Russe et francophile

Par Emanuelle Boutin

Arrivée il y a deux ans à Sherbrooke pour y faire sa maîtrise en communication, Tatiana Romanova souhaite rester au Québec et y faire sa vie. Rencontre avec une jeune femme d’origine russe qui est tombée amoureuse de la région estrienne.

«J’ai toujours eu cette passion pour le français», raconte la demoiselle aux traits fins et délicats. «J’avais envie de me retrouver dans un endroit où je savais que je pourrais parler français et où je ne serais pas trop tentée de parler en anglais comme à Montréal», précise-t-elle en expliquant pourquoi son choix s’est tourné vers la capitale des Cantons-de-l’Est.

Le français en Russie

On apprend également en discutant avec Tatiana Romanova que le français était et est toujours très apprécié par les Russes. «C’est une langue qui chante à nos oreilles», dit-elle tout sourire. «C’est une langue qu’on enseignait aussi à une certaine époque dans nos écoles. Moins aujourd’hui, mais les générations d’avant ont appris cette langue. D’ailleurs, la Russie était très proche des Français et des Québécois. On aimait beaucoup votre culture. Mais avec la Guerre froide, les ponts ont été coupés», relate tristement la chercheuse.

Arrivée seule dans cette ville qu’elle ne connaissait pas, elle s’est rapidement faite des amis. Des gens de la communauté russophone l’ont également contacté afin qu’elle puisse prendre part aux activités de leur petit groupe. En effet, bien qu’ils soient près de trois cents à parler la langue du plus grand pays du monde, les Russes et les Ukrainiens sont discrets. «C’est parce que c’est dans notre culture. Nous prenons peu d’espace, et nous ne parlons pas très fort. Nous sommes plutôt tranquilles», explique Tatiana Romanova.

Surprise

On aurait pu s’attendre à une tout autre réponse. En effet, le stéréotype du Russe est celui d’une personne à forte carrure avec une voix portante et dont le goût pour la vodka est très développé. «C’est peut-être vrai quand on s’enfonce dans les campagnes, un peu comme vous ici quand les gens viennent des régions et qu’ils ont aussi ce genre de réputation, mais chez-nous, la tradition c’est plutôt le thé», surprend l’étudiante, qui détaille ensuite toute cette tradition du thé, qui était autrefois servi dans des théières à deux étages et dont le rôle du premier étage était de tenir au chaud le thé toute la journée. Ainsi, les familles pouvaient se réunir à plusieurs reprises afin de discuter et d’échanger autour du thé.

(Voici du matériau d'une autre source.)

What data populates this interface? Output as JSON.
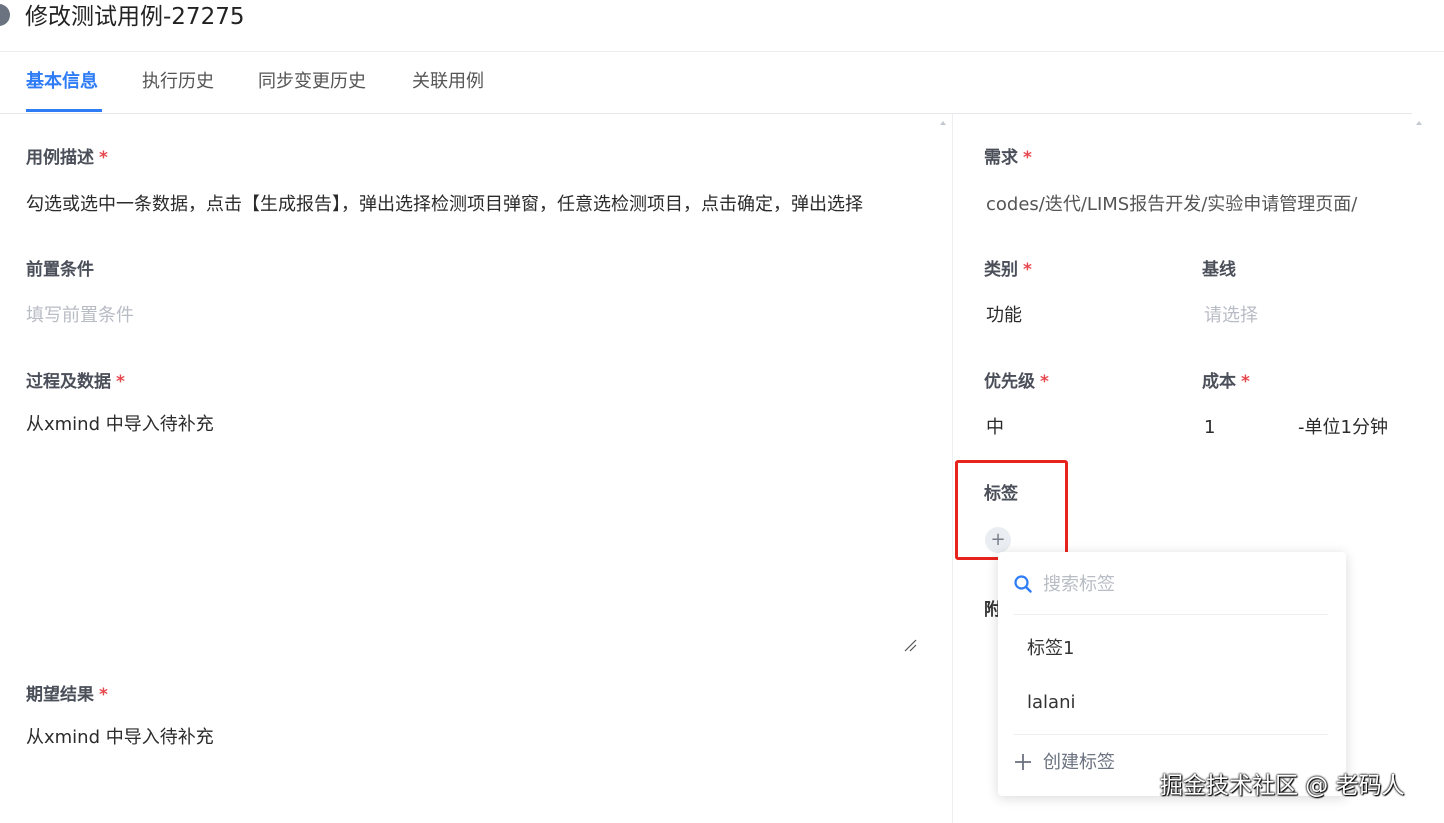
{
  "header": {
    "title": "修改测试用例-27275"
  },
  "tabs": [
    {
      "label": "基本信息"
    },
    {
      "label": "执行历史"
    },
    {
      "label": "同步变更历史"
    },
    {
      "label": "关联用例"
    }
  ],
  "left": {
    "description": {
      "label": "用例描述",
      "required": "*",
      "value": "勾选或选中一条数据，点击【生成报告】，弹出选择检测项目弹窗，任意选检测项目，点击确定，弹出选择"
    },
    "precondition": {
      "label": "前置条件",
      "placeholder": "填写前置条件"
    },
    "steps": {
      "label": "过程及数据",
      "required": "*",
      "value": "从xmind 中导入待补充"
    },
    "expected": {
      "label": "期望结果",
      "required": "*",
      "value": "从xmind 中导入待补充"
    }
  },
  "right": {
    "requirement": {
      "label": "需求",
      "required": "*",
      "value": "codes/迭代/LIMS报告开发/实验申请管理页面/"
    },
    "category": {
      "label": "类别",
      "required": "*",
      "value": "功能"
    },
    "baseline": {
      "label": "基线",
      "placeholder": "请选择"
    },
    "priority": {
      "label": "优先级",
      "required": "*",
      "value": "中"
    },
    "cost": {
      "label": "成本",
      "required": "*",
      "value": "1",
      "unit": "-单位1分钟"
    },
    "tags": {
      "label": "标签",
      "add_symbol": "+"
    },
    "attachment_partial": "附"
  },
  "tag_dropdown": {
    "search_placeholder": "搜索标签",
    "items": [
      "标签1",
      "lalani"
    ],
    "create_label": "创建标签"
  },
  "watermark": "掘金技术社区 @ 老码人",
  "colors": {
    "accent": "#2f7df6",
    "required": "#e5484d",
    "highlight": "#e8231e"
  }
}
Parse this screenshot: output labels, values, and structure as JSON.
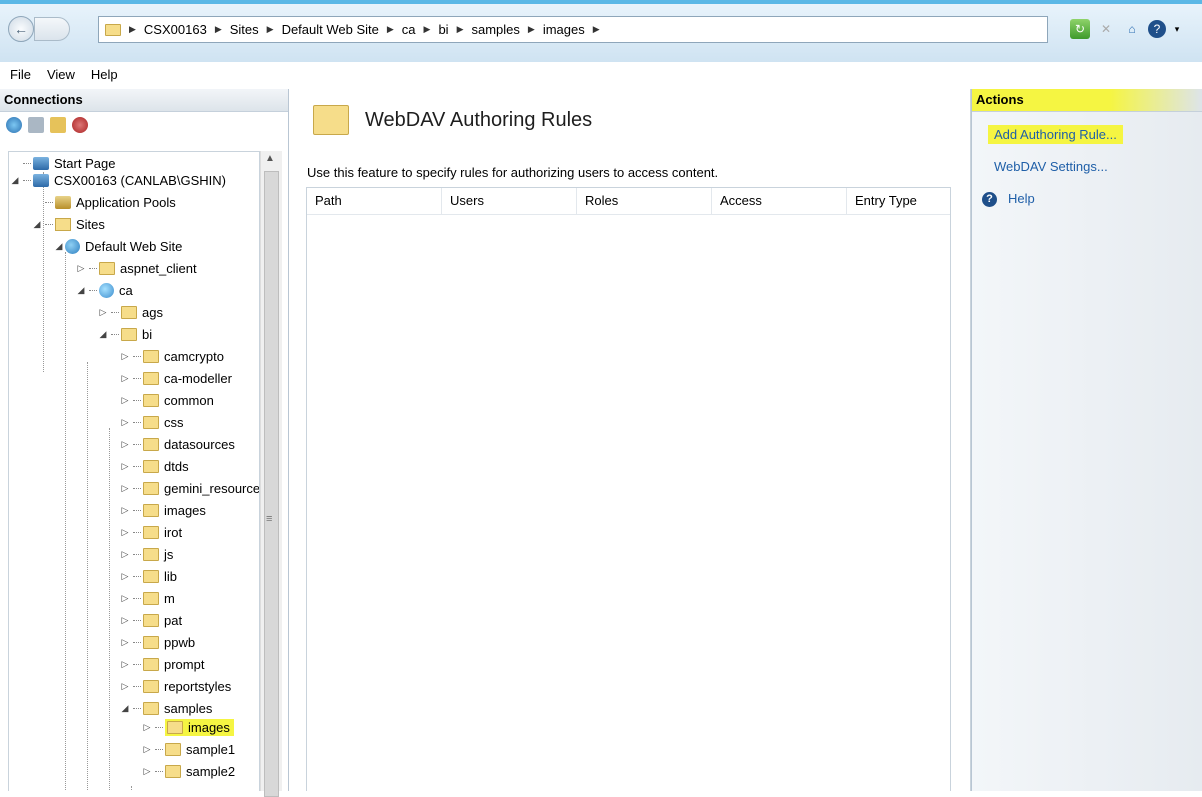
{
  "address": {
    "crumbs": [
      "CSX00163",
      "Sites",
      "Default Web Site",
      "ca",
      "bi",
      "samples",
      "images"
    ]
  },
  "menu": [
    "File",
    "View",
    "Help"
  ],
  "connections": {
    "title": "Connections",
    "tree": {
      "start_page": "Start Page",
      "server": "CSX00163 (CANLAB\\GSHIN)",
      "app_pools": "Application Pools",
      "sites": "Sites",
      "default_site": "Default Web Site",
      "aspnet_client": "aspnet_client",
      "ca": "ca",
      "ags": "ags",
      "bi": "bi",
      "bi_children": [
        "camcrypto",
        "ca-modeller",
        "common",
        "css",
        "datasources",
        "dtds",
        "gemini_resources",
        "images",
        "irot",
        "js",
        "lib",
        "m",
        "pat",
        "ppwb",
        "prompt",
        "reportstyles",
        "samples"
      ],
      "samples_children": [
        "images",
        "sample1",
        "sample2"
      ]
    }
  },
  "center": {
    "title": "WebDAV Authoring Rules",
    "description": "Use this feature to specify rules for authorizing users to access content.",
    "columns": [
      "Path",
      "Users",
      "Roles",
      "Access",
      "Entry Type"
    ]
  },
  "actions": {
    "title": "Actions",
    "add_rule": "Add Authoring Rule...",
    "settings": "WebDAV Settings...",
    "help": "Help"
  },
  "colors": {
    "highlight": "#f5f542",
    "link": "#1f5fa8",
    "accent": "#5bb8e6"
  }
}
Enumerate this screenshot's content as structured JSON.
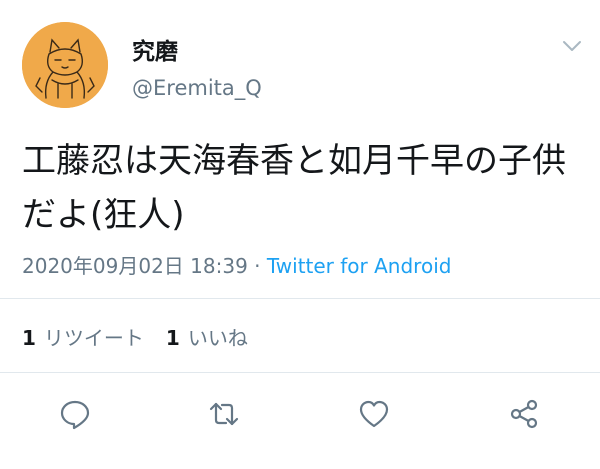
{
  "user": {
    "display_name": "究磨",
    "handle": "@Eremita_Q"
  },
  "tweet": {
    "text": "工藤忍は天海春香と如月千早の子供だよ(狂人)",
    "timestamp": "2020年09月02日 18:39",
    "separator": " · ",
    "source": "Twitter for Android"
  },
  "stats": {
    "retweets_count": "1",
    "retweets_label": "リツイート",
    "likes_count": "1",
    "likes_label": "いいね"
  },
  "icons": {
    "caret": "chevron-down-icon",
    "reply": "reply-icon",
    "retweet": "retweet-icon",
    "like": "heart-icon",
    "share": "share-icon"
  },
  "colors": {
    "text": "#14171a",
    "secondary": "#657786",
    "link": "#1da1f2",
    "divider": "#e1e8ed",
    "avatar_bg": "#f0a94a"
  }
}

Le caviar aussi a toute son importance dans les traditions culinaires du pays. Servi un peu comme notre dinde à Noël et au jour de l’An, le caviar est un plat servi lors de fêtes et de rassemblements familiaux.

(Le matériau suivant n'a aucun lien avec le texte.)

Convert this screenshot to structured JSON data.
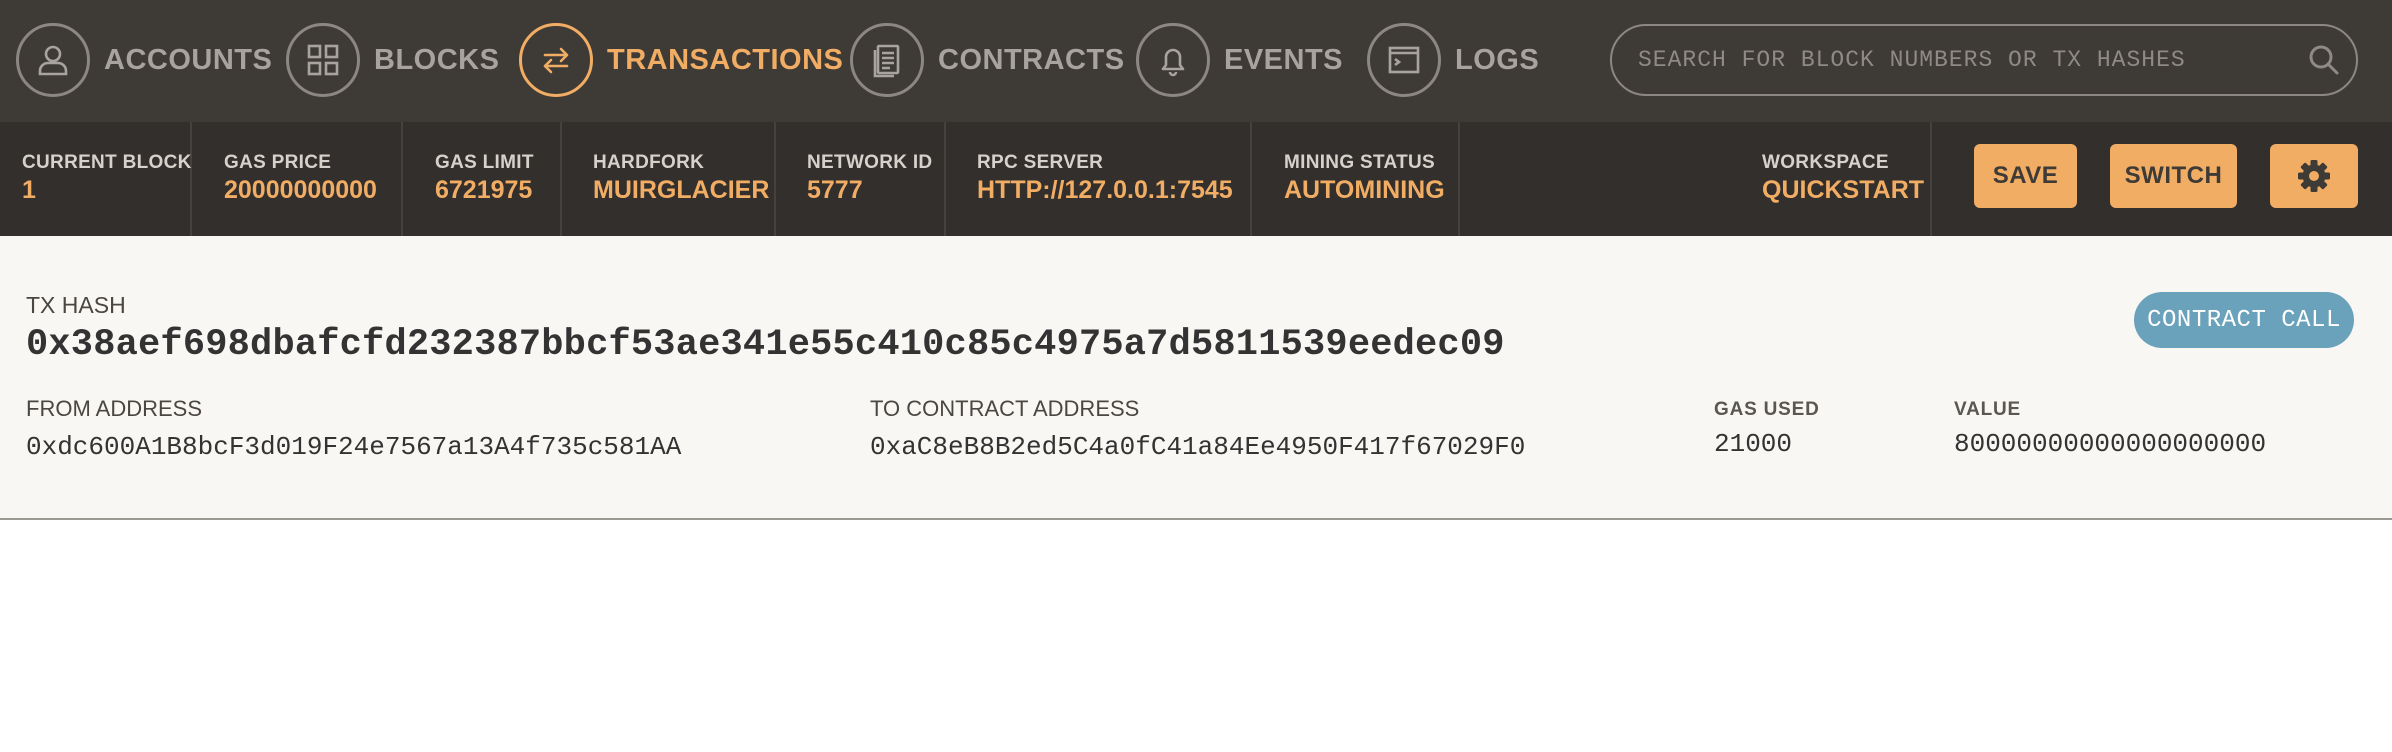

Tatiana Romanova a beaucoup de choses à raconter. Comme une source inépuisable, on pourrait l’écouter nous raconter son pays des heures et des heures. Malheureusement, les mots sont comptés. Si vous la croisez sur le campus, demandez-lui de vous parler de la Russie et elle vous invitera à en discuter autour d’un thé russe fumant.